Longtime students of this site’s columns by James Roth will remember Mr. Roth’s January 30, 2025 column about the DeepSeek miracle.
Not long after the advent of the surveilling and propagandizing CCP-bot, Roth and others discerned that “ridiculously cheap” DeepSeek, “technically equivalent to the pricey American stuff like ChatGPT,” was not all that it non-transparently seemed to careless superficial inspection!
IP theft
Roth suggested that the “whole scenario” of DeepSeek “feels like the CCP picking a winner behind the scenes…. You won’t need a large staff or a lot of money and equipment if you’re handed another Chinese company’s code…. Of course, you could also steal the work developed by your competition at great cost. IP theft from Open AI seems to be what’s happening. ‘DeepSeek’s research even admits its R1 model is based on other open-source systems.’ ”
Now we’ve got a memo from OpenAI, maker of ChatGPT, about how “Chinese artificial intelligence startup DeepSeek is targeting the ChatGPT maker and the nation’s leading AI companies to replicate models and use them for its own training.”
Reuters reports (February 12, 2026):
Sam Altman-led OpenAI accused DeepSeek of “ongoing efforts to free-ride on the capabilities developed by OpenAI and other U.S. frontier labs.”…

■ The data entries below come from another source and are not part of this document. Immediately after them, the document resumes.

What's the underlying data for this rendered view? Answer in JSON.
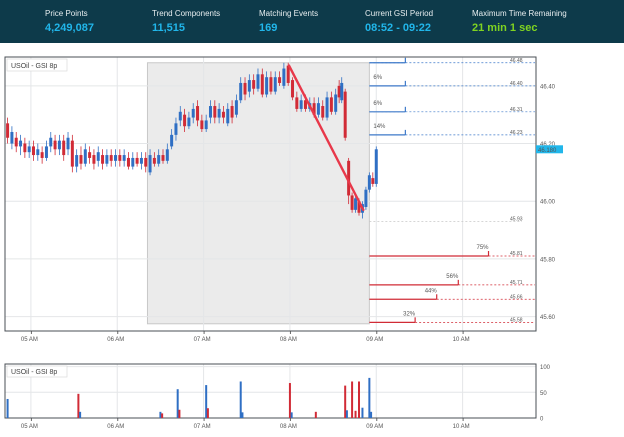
{
  "stats": [
    {
      "label": "Price Points",
      "value": "4,249,087",
      "color": "#21b6ea"
    },
    {
      "label": "Trend Components",
      "value": "11,515",
      "color": "#21b6ea"
    },
    {
      "label": "Matching Events",
      "value": "169",
      "color": "#21b6ea"
    },
    {
      "label": "Current GSI Period",
      "value": "08:52 - 09:22",
      "color": "#21b6ea"
    },
    {
      "label": "Maximum Time Remaining",
      "value": "21 min 1 sec",
      "color": "#7fd321"
    }
  ],
  "chart_data": [
    {
      "type": "candlestick",
      "legend": "USOil - GSI 8p",
      "x_ticks": [
        "05 AM",
        "06 AM",
        "07 AM",
        "08 AM",
        "09 AM",
        "10 AM"
      ],
      "x_tick_hours": [
        5,
        6,
        7,
        8,
        9,
        10
      ],
      "x_range_hours": [
        4.7,
        10.85
      ],
      "y_ticks": [
        45.6,
        45.8,
        46.0,
        46.2,
        46.4
      ],
      "y_range": [
        45.55,
        46.5
      ],
      "current_price": {
        "label": "46.180",
        "value": 46.18
      },
      "highlight_window_hours": [
        6.35,
        8.92
      ],
      "trend_line": [
        {
          "t": 7.99,
          "price": 46.47
        },
        {
          "t": 8.85,
          "price": 45.97
        }
      ],
      "projections_up": [
        {
          "percent": "",
          "label": "46.48",
          "price": 46.48
        },
        {
          "percent": "6%",
          "label": "46.40",
          "price": 46.4
        },
        {
          "percent": "6%",
          "label": "46.31",
          "price": 46.31
        },
        {
          "percent": "14%",
          "label": "46.23",
          "price": 46.23
        }
      ],
      "projections_down": [
        {
          "percent": "75%",
          "label": "45.81",
          "price": 45.81,
          "end_hour": 10.3
        },
        {
          "percent": "56%",
          "label": "45.71",
          "price": 45.71,
          "end_hour": 9.95
        },
        {
          "percent": "44%",
          "label": "45.66",
          "price": 45.66,
          "end_hour": 9.7
        },
        {
          "percent": "32%",
          "label": "45.58",
          "price": 45.58,
          "end_hour": 9.45
        }
      ],
      "mid_level": {
        "label": "45.93",
        "price": 45.93
      },
      "candles": [
        {
          "t": 4.73,
          "o": 46.27,
          "c": 46.22,
          "h": 46.29,
          "l": 46.2
        },
        {
          "t": 4.78,
          "o": 46.2,
          "c": 46.24,
          "h": 46.26,
          "l": 46.18
        },
        {
          "t": 4.83,
          "o": 46.22,
          "c": 46.19,
          "h": 46.24,
          "l": 46.17
        },
        {
          "t": 4.88,
          "o": 46.19,
          "c": 46.21,
          "h": 46.23,
          "l": 46.16
        },
        {
          "t": 4.93,
          "o": 46.2,
          "c": 46.17,
          "h": 46.22,
          "l": 46.15
        },
        {
          "t": 4.98,
          "o": 46.17,
          "c": 46.19,
          "h": 46.21,
          "l": 46.15
        },
        {
          "t": 5.03,
          "o": 46.19,
          "c": 46.16,
          "h": 46.21,
          "l": 46.14
        },
        {
          "t": 5.08,
          "o": 46.16,
          "c": 46.18,
          "h": 46.2,
          "l": 46.14
        },
        {
          "t": 5.13,
          "o": 46.17,
          "c": 46.15,
          "h": 46.19,
          "l": 46.13
        },
        {
          "t": 5.18,
          "o": 46.15,
          "c": 46.19,
          "h": 46.21,
          "l": 46.14
        },
        {
          "t": 5.23,
          "o": 46.19,
          "c": 46.22,
          "h": 46.24,
          "l": 46.17
        },
        {
          "t": 5.28,
          "o": 46.21,
          "c": 46.18,
          "h": 46.23,
          "l": 46.16
        },
        {
          "t": 5.33,
          "o": 46.18,
          "c": 46.21,
          "h": 46.23,
          "l": 46.16
        },
        {
          "t": 5.38,
          "o": 46.21,
          "c": 46.16,
          "h": 46.23,
          "l": 46.14
        },
        {
          "t": 5.43,
          "o": 46.18,
          "c": 46.22,
          "h": 46.24,
          "l": 46.16
        },
        {
          "t": 5.48,
          "o": 46.21,
          "c": 46.12,
          "h": 46.23,
          "l": 46.1
        },
        {
          "t": 5.53,
          "o": 46.12,
          "c": 46.16,
          "h": 46.18,
          "l": 46.1
        },
        {
          "t": 5.58,
          "o": 46.16,
          "c": 46.13,
          "h": 46.19,
          "l": 46.11
        },
        {
          "t": 5.63,
          "o": 46.13,
          "c": 46.18,
          "h": 46.2,
          "l": 46.12
        },
        {
          "t": 5.68,
          "o": 46.17,
          "c": 46.15,
          "h": 46.19,
          "l": 46.13
        },
        {
          "t": 5.73,
          "o": 46.16,
          "c": 46.13,
          "h": 46.18,
          "l": 46.11
        },
        {
          "t": 5.78,
          "o": 46.14,
          "c": 46.17,
          "h": 46.19,
          "l": 46.12
        },
        {
          "t": 5.83,
          "o": 46.16,
          "c": 46.13,
          "h": 46.18,
          "l": 46.11
        },
        {
          "t": 5.88,
          "o": 46.13,
          "c": 46.16,
          "h": 46.18,
          "l": 46.12
        },
        {
          "t": 5.93,
          "o": 46.16,
          "c": 46.14,
          "h": 46.18,
          "l": 46.12
        },
        {
          "t": 5.98,
          "o": 46.14,
          "c": 46.16,
          "h": 46.18,
          "l": 46.12
        },
        {
          "t": 6.03,
          "o": 46.16,
          "c": 46.14,
          "h": 46.18,
          "l": 46.12
        },
        {
          "t": 6.08,
          "o": 46.14,
          "c": 46.16,
          "h": 46.18,
          "l": 46.12
        },
        {
          "t": 6.13,
          "o": 46.15,
          "c": 46.12,
          "h": 46.17,
          "l": 46.11
        },
        {
          "t": 6.18,
          "o": 46.12,
          "c": 46.15,
          "h": 46.17,
          "l": 46.11
        },
        {
          "t": 6.23,
          "o": 46.15,
          "c": 46.13,
          "h": 46.17,
          "l": 46.12
        },
        {
          "t": 6.28,
          "o": 46.13,
          "c": 46.15,
          "h": 46.17,
          "l": 46.11
        },
        {
          "t": 6.33,
          "o": 46.15,
          "c": 46.12,
          "h": 46.17,
          "l": 46.1
        },
        {
          "t": 6.38,
          "o": 46.1,
          "c": 46.16,
          "h": 46.18,
          "l": 46.09
        },
        {
          "t": 6.43,
          "o": 46.15,
          "c": 46.13,
          "h": 46.17,
          "l": 46.12
        },
        {
          "t": 6.48,
          "o": 46.13,
          "c": 46.16,
          "h": 46.18,
          "l": 46.12
        },
        {
          "t": 6.53,
          "o": 46.16,
          "c": 46.14,
          "h": 46.18,
          "l": 46.13
        },
        {
          "t": 6.58,
          "o": 46.14,
          "c": 46.18,
          "h": 46.2,
          "l": 46.13
        },
        {
          "t": 6.63,
          "o": 46.19,
          "c": 46.23,
          "h": 46.25,
          "l": 46.18
        },
        {
          "t": 6.68,
          "o": 46.23,
          "c": 46.27,
          "h": 46.29,
          "l": 46.21
        },
        {
          "t": 6.73,
          "o": 46.28,
          "c": 46.31,
          "h": 46.33,
          "l": 46.26
        },
        {
          "t": 6.78,
          "o": 46.3,
          "c": 46.26,
          "h": 46.32,
          "l": 46.24
        },
        {
          "t": 6.83,
          "o": 46.26,
          "c": 46.29,
          "h": 46.31,
          "l": 46.25
        },
        {
          "t": 6.88,
          "o": 46.29,
          "c": 46.32,
          "h": 46.34,
          "l": 46.27
        },
        {
          "t": 6.93,
          "o": 46.33,
          "c": 46.28,
          "h": 46.35,
          "l": 46.26
        },
        {
          "t": 6.98,
          "o": 46.28,
          "c": 46.25,
          "h": 46.3,
          "l": 46.24
        },
        {
          "t": 7.03,
          "o": 46.25,
          "c": 46.28,
          "h": 46.3,
          "l": 46.24
        },
        {
          "t": 7.08,
          "o": 46.29,
          "c": 46.33,
          "h": 46.35,
          "l": 46.27
        },
        {
          "t": 7.13,
          "o": 46.33,
          "c": 46.29,
          "h": 46.35,
          "l": 46.27
        },
        {
          "t": 7.18,
          "o": 46.29,
          "c": 46.32,
          "h": 46.34,
          "l": 46.27
        },
        {
          "t": 7.23,
          "o": 46.31,
          "c": 46.29,
          "h": 46.33,
          "l": 46.27
        },
        {
          "t": 7.28,
          "o": 46.27,
          "c": 46.32,
          "h": 46.34,
          "l": 46.26
        },
        {
          "t": 7.33,
          "o": 46.33,
          "c": 46.29,
          "h": 46.35,
          "l": 46.27
        },
        {
          "t": 7.38,
          "o": 46.3,
          "c": 46.35,
          "h": 46.37,
          "l": 46.29
        },
        {
          "t": 7.43,
          "o": 46.35,
          "c": 46.41,
          "h": 46.43,
          "l": 46.34
        },
        {
          "t": 7.48,
          "o": 46.41,
          "c": 46.37,
          "h": 46.43,
          "l": 46.35
        },
        {
          "t": 7.53,
          "o": 46.38,
          "c": 46.42,
          "h": 46.44,
          "l": 46.36
        },
        {
          "t": 7.58,
          "o": 46.42,
          "c": 46.39,
          "h": 46.44,
          "l": 46.37
        },
        {
          "t": 7.63,
          "o": 46.39,
          "c": 46.44,
          "h": 46.46,
          "l": 46.38
        },
        {
          "t": 7.68,
          "o": 46.44,
          "c": 46.37,
          "h": 46.46,
          "l": 46.36
        },
        {
          "t": 7.73,
          "o": 46.37,
          "c": 46.43,
          "h": 46.45,
          "l": 46.36
        },
        {
          "t": 7.78,
          "o": 46.43,
          "c": 46.38,
          "h": 46.45,
          "l": 46.37
        },
        {
          "t": 7.83,
          "o": 46.38,
          "c": 46.43,
          "h": 46.45,
          "l": 46.37
        },
        {
          "t": 7.88,
          "o": 46.43,
          "c": 46.41,
          "h": 46.45,
          "l": 46.4
        },
        {
          "t": 7.93,
          "o": 46.4,
          "c": 46.46,
          "h": 46.48,
          "l": 46.39
        },
        {
          "t": 7.98,
          "o": 46.47,
          "c": 46.41,
          "h": 46.48,
          "l": 46.4
        },
        {
          "t": 8.03,
          "o": 46.42,
          "c": 46.36,
          "h": 46.43,
          "l": 46.35
        },
        {
          "t": 8.08,
          "o": 46.36,
          "c": 46.32,
          "h": 46.38,
          "l": 46.31
        },
        {
          "t": 8.13,
          "o": 46.32,
          "c": 46.35,
          "h": 46.37,
          "l": 46.31
        },
        {
          "t": 8.18,
          "o": 46.35,
          "c": 46.32,
          "h": 46.37,
          "l": 46.31
        },
        {
          "t": 8.23,
          "o": 46.32,
          "c": 46.34,
          "h": 46.36,
          "l": 46.31
        },
        {
          "t": 8.28,
          "o": 46.34,
          "c": 46.3,
          "h": 46.36,
          "l": 46.29
        },
        {
          "t": 8.33,
          "o": 46.3,
          "c": 46.34,
          "h": 46.36,
          "l": 46.29
        },
        {
          "t": 8.38,
          "o": 46.33,
          "c": 46.29,
          "h": 46.35,
          "l": 46.28
        },
        {
          "t": 8.43,
          "o": 46.29,
          "c": 46.36,
          "h": 46.38,
          "l": 46.28
        },
        {
          "t": 8.48,
          "o": 46.36,
          "c": 46.31,
          "h": 46.38,
          "l": 46.3
        },
        {
          "t": 8.53,
          "o": 46.31,
          "c": 46.37,
          "h": 46.39,
          "l": 46.3
        },
        {
          "t": 8.57,
          "o": 46.4,
          "c": 46.36,
          "h": 46.42,
          "l": 46.34
        },
        {
          "t": 8.6,
          "o": 46.35,
          "c": 46.41,
          "h": 46.43,
          "l": 46.34
        },
        {
          "t": 8.64,
          "o": 46.38,
          "c": 46.22,
          "h": 46.39,
          "l": 46.21
        },
        {
          "t": 8.68,
          "o": 46.14,
          "c": 46.02,
          "h": 46.15,
          "l": 45.99
        },
        {
          "t": 8.72,
          "o": 46.02,
          "c": 45.97,
          "h": 46.03,
          "l": 45.96
        },
        {
          "t": 8.76,
          "o": 45.97,
          "c": 46.01,
          "h": 46.02,
          "l": 45.96
        },
        {
          "t": 8.8,
          "o": 46.0,
          "c": 45.96,
          "h": 46.01,
          "l": 45.95
        },
        {
          "t": 8.84,
          "o": 45.96,
          "c": 45.99,
          "h": 46.0,
          "l": 45.94
        },
        {
          "t": 8.88,
          "o": 45.98,
          "c": 46.04,
          "h": 46.05,
          "l": 45.97
        },
        {
          "t": 8.92,
          "o": 46.04,
          "c": 46.09,
          "h": 46.1,
          "l": 46.03
        },
        {
          "t": 8.96,
          "o": 46.08,
          "c": 46.06,
          "h": 46.1,
          "l": 46.05
        },
        {
          "t": 9.0,
          "o": 46.06,
          "c": 46.18,
          "h": 46.19,
          "l": 46.05
        }
      ]
    },
    {
      "type": "bar",
      "legend": "USOil - GSI 8p",
      "x_ticks": [
        "05 AM",
        "06 AM",
        "07 AM",
        "08 AM",
        "09 AM",
        "10 AM"
      ],
      "y_ticks": [
        0,
        50,
        100
      ],
      "y_range": [
        0,
        105
      ],
      "bars": [
        {
          "t": 4.73,
          "value": 37,
          "color": "#2f6fc4"
        },
        {
          "t": 5.55,
          "value": 47,
          "color": "#d12b36"
        },
        {
          "t": 5.57,
          "value": 12,
          "color": "#2f6fc4"
        },
        {
          "t": 6.5,
          "value": 12,
          "color": "#2f6fc4"
        },
        {
          "t": 6.52,
          "value": 9,
          "color": "#d12b36"
        },
        {
          "t": 6.7,
          "value": 56,
          "color": "#2f6fc4"
        },
        {
          "t": 6.72,
          "value": 16,
          "color": "#d12b36"
        },
        {
          "t": 7.03,
          "value": 64,
          "color": "#2f6fc4"
        },
        {
          "t": 7.05,
          "value": 19,
          "color": "#d12b36"
        },
        {
          "t": 7.43,
          "value": 71,
          "color": "#2f6fc4"
        },
        {
          "t": 7.45,
          "value": 11,
          "color": "#2f6fc4"
        },
        {
          "t": 8.0,
          "value": 68,
          "color": "#d12b36"
        },
        {
          "t": 8.02,
          "value": 11,
          "color": "#2f6fc4"
        },
        {
          "t": 8.3,
          "value": 12,
          "color": "#d12b36"
        },
        {
          "t": 8.64,
          "value": 63,
          "color": "#d12b36"
        },
        {
          "t": 8.66,
          "value": 15,
          "color": "#2f6fc4"
        },
        {
          "t": 8.72,
          "value": 71,
          "color": "#d12b36"
        },
        {
          "t": 8.76,
          "value": 14,
          "color": "#d12b36"
        },
        {
          "t": 8.8,
          "value": 71,
          "color": "#d12b36"
        },
        {
          "t": 8.84,
          "value": 20,
          "color": "#2f6fc4"
        },
        {
          "t": 8.92,
          "value": 78,
          "color": "#2f6fc4"
        },
        {
          "t": 8.94,
          "value": 12,
          "color": "#2f6fc4"
        }
      ]
    }
  ],
  "colors": {
    "up": "#2f6fc4",
    "down": "#d12b36",
    "accent": "#21b6ea",
    "header": "#0d3a4a"
  }
}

In the memo sent to the U.S. House Select Committee on Strategic Competition between the U.S. and the Chinese Communist Party on Thursday, OpenAI said: “We have observed accounts associated with DeepSeek employees developing methods to circumvent OpenAI’s access restrictions and access models through obfuscated third-party routers and other ways that mask their source….
“We also know that DeepSeek employees developed code to access U.S. AI models and obtain outputs for distillation in programmatic ways,” the memo added….
Hangzhou-based DeepSeek shook markets early last year with a set of AI models that rivaled some of the best offerings from the U.S., fuelling concerns in Washington that China could catch up in the AI race despite restrictions.
OpenAI said that Chinese large language models are “actively cutting corners when it comes to safely training and deploying new models.”
When I asked ChatGPT how James Roth had been able to beat OpenAI to the punch on this, ChatGPT explained that White House AI Czar David Sacks is “often misremembered by some as ‘James Roth’ ” and that it was Sacks who suggested a year ago that DeepSeek had been copying OpenAI. (My contention is that more than one person had the same thought.) The just-released OpenAI memo took time to put together and was the product of an extensive investigation, ChatGPT explained.
Also see:
OpenAI: Memo to House Select Committee on the CCP on “Updated Stakes for American-Led, Democratic AI” (February 12, 2026)
“In this memo, we detail activity we’ve observed on our platform that is indicative of ongoing attempts by DeepSeek to distill frontier models of OpenAI and other US frontier labs, including through new, obfuscated methods; how DeepSeek reflects CCP censorship and control of information in its responses, including examples; how China is providing significant state support for its frontier labs and the underlying energy needed to scale compute; steps we have taken in the last year to address adversarial distillation, and areas where further partnership with the US government would be beneficial.”